A C++ project that deploys a CDN network for a Wikipedia clone. Makes one DNS server instance and a number of HTTP servers based on a internal file. Scamper is used on all servers to measure ping to clients. No third party libraries are used in this project.
For project submission all files should already be built. If there is a problem or you would like to rebuild the project based on new servers use the following command
./buildCDN -p <port> -o <origin> -n <name> -u <username> -i <keyfile>
./deployCDN -p <port> -o <origin> -n <name> -u <username> -i <keyfile>
./runCDN -p <port> -o <origin> -n <name> -u <username> -i <keyfile>
./runCDN -p <port> -o <origin> -n <name> -u <username> -i <keyfile>
The list of servers is found in DNS/servers.txt
The ranked page views for caching are found in pageviews.csv
For active measurement of latency for each server to the client the measurement tool scamper us used. A host instance is created on the DNS server using sc_remoted
and creates a TCP server. A instance of scamper
is run on each HTTP server that connects to the DNS server and waits for commands. When a new client queries to DNS server it is added to a file called connectedClients
. Every 15 seconds the DNS server invokes the sc_attach
command using the UNIX socket for each HTTP server. The results are then returned on a pipe created when sc_attach
is executed.
The DNS server loads in a list of HTTP servers it can direct traffic to. Then a CSV containing geo-location data based on IPv4 ranges. Using this list the location of each server is added to the HTTP servers. Epoll is used to efficiently wait for a socket to be read from. When a UDP message is received it is parsed as DNS message. If the request is for the given <name>
a DNS response is crafted. If this is the first query from a client, the location of the client is looked up with a binary search of location data. This is returned to the client with a short TTL. The short TTL allows for a scamper measurement to give connection information to the client. If the latency from a server is lower then the currently preferred server the preferred server is replaced and the TTL is reset. If a measurement from the preferred server is read, it is assumed that no other server was better and the TTL is doubled.
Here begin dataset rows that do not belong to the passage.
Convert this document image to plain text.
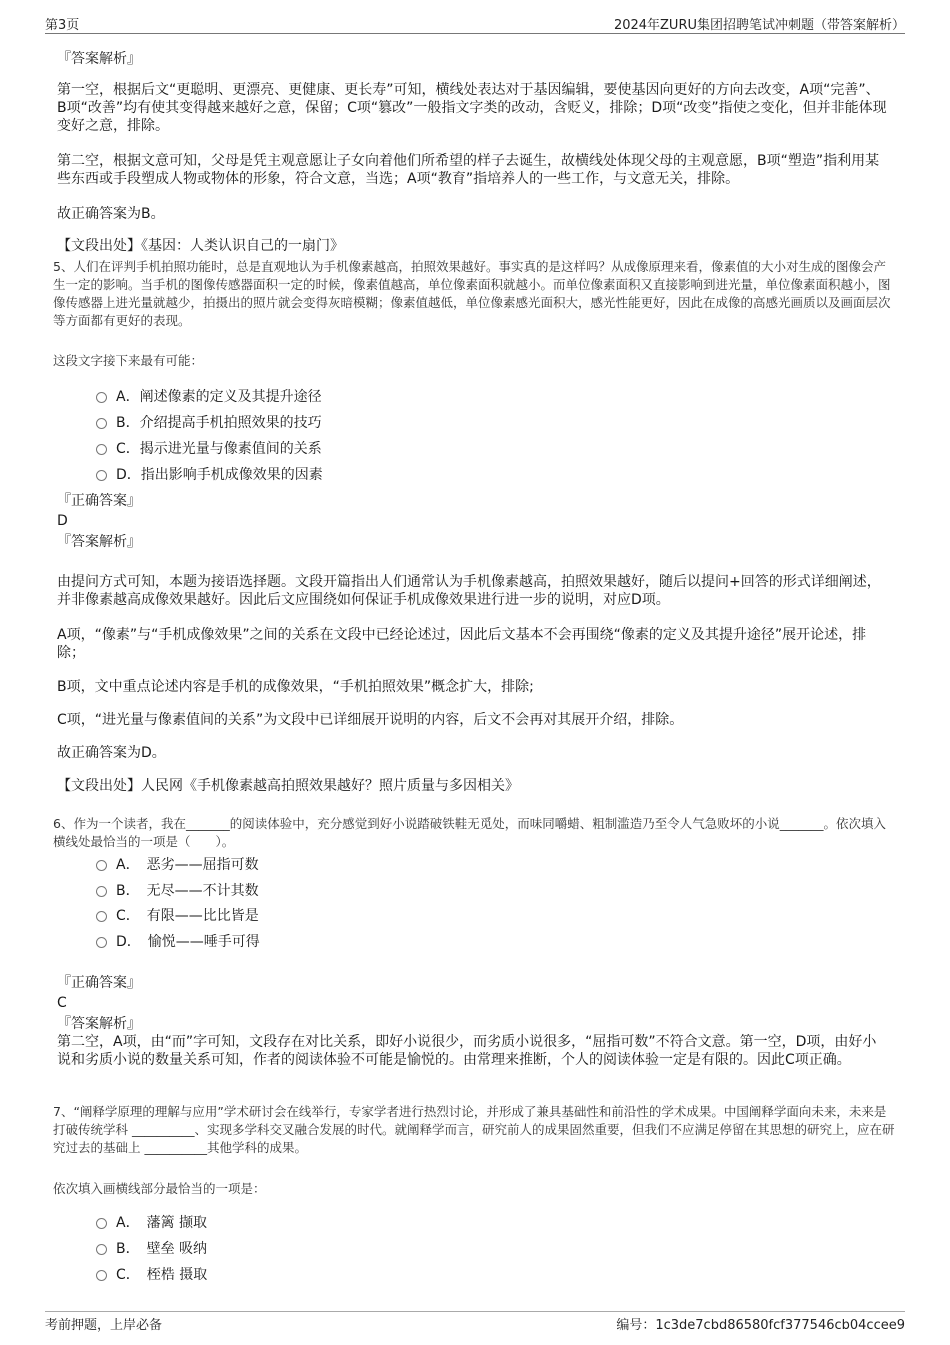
第3页	2024年ZURU集团招聘笔试冲刺题（带答案解析）
『答案解析』
第一空，根据后文“更聪明、更漂亮、更健康、更长寿”可知，横线处表达对于基因编辑，要使基因向更好的方向去改变，A项“完善”、B项“改善”均有使其变得越来越好之意，保留；C项“篡改”一般指文字类的改动，含贬义，排除；D项“改变”指使之变化，但并非能体现变好之意，排除。
第二空，根据文意可知，父母是凭主观意愿让子女向着他们所希望的样子去诞生，故横线处体现父母的主观意愿，B项“塑造”指利用某些东西或手段塑成人物或物体的形象，符合文意，当选；A项“教育”指培养人的一些工作，与文意无关，排除。
故正确答案为B。
【文段出处】《基因：人类认识自己的一扇门》
5、人们在评判手机拍照功能时，总是直观地认为手机像素越高，拍照效果越好。事实真的是这样吗？从成像原理来看，像素值的大小对生成的图像会产生一定的影响。当手机的图像传感器面积一定的时候，像素值越高，单位像素面积就越小。而单位像素面积又直接影响到进光量，单位像素面积越小，图像传感器上进光量就越少，拍摄出的照片就会变得灰暗模糊；像素值越低，单位像素感光面积大，感光性能更好，因此在成像的高感光画质以及画面层次等方面都有更好的表现。
这段文字接下来最有可能：
A．阐述像素的定义及其提升途径
B．介绍提高手机拍照效果的技巧
C．揭示进光量与像素值间的关系
D．指出影响手机成像效果的因素
『正确答案』
D
『答案解析』
由提问方式可知，本题为接语选择题。文段开篇指出人们通常认为手机像素越高，拍照效果越好，随后以提问+回答的形式详细阐述，并非像素越高成像效果越好。因此后文应围绕如何保证手机成像效果进行进一步的说明，对应D项。
A项，“像素”与“手机成像效果”之间的关系在文段中已经论述过，因此后文基本不会再围绕“像素的定义及其提升途径”展开论述，排除；
B项，文中重点论述内容是手机的成像效果，“手机拍照效果”概念扩大，排除;
C项，“进光量与像素值间的关系”为文段中已详细展开说明的内容，后文不会再对其展开介绍，排除。
故正确答案为D。
【文段出处】人民网《手机像素越高拍照效果越好？照片质量与多因相关》
6、作为一个读者，我在_______的阅读体验中，充分感觉到好小说踏破铁鞋无觅处，而味同嚼蜡、粗制滥造乃至令人气急败坏的小说_______。依次填入横线处最恰当的一项是（　　）。
A．　恶劣——屈指可数
B．　无尽——不计其数
C．　有限——比比皆是
D．　愉悦——唾手可得
『正确答案』
C
『答案解析』
第二空，A项，由“而”字可知，文段存在对比关系，即好小说很少，而劣质小说很多，“屈指可数”不符合文意。第一空，D项，由好小说和劣质小说的数量关系可知，作者的阅读体验不可能是愉悦的。由常理来推断，个人的阅读体验一定是有限的。因此C项正确。
7、“阐释学原理的理解与应用”学术研讨会在线举行，专家学者进行热烈讨论，并形成了兼具基础性和前沿性的学术成果。中国阐释学面向未来，未来是打破传统学科 __________、实现多学科交叉融合发展的时代。就阐释学而言，研究前人的成果固然重要，但我们不应满足停留在其思想的研究上，应在研究过去的基础上 __________其他学科的成果。
依次填入画横线部分最恰当的一项是：
A．　藩篱 撷取
B．　壁垒 吸纳
C．　桎梏 摄取
考前押题，上岸必备	编号：1c3de7cbd86580fcf377546cb04ccee9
The HTTP servers also use epoll but this is to handle requests from multiple hosts concurrently. When a request it received the path is checked against the files in the folder cache
. If the path is not found then a request is sent to the origin which is forwarded to the client. For the cache only file caching is used. No ram caching is used on the HTTP servers so the memory usage should be well below 20MB. There is a bug when deployed where pages requested from the origin fail to send the whole message.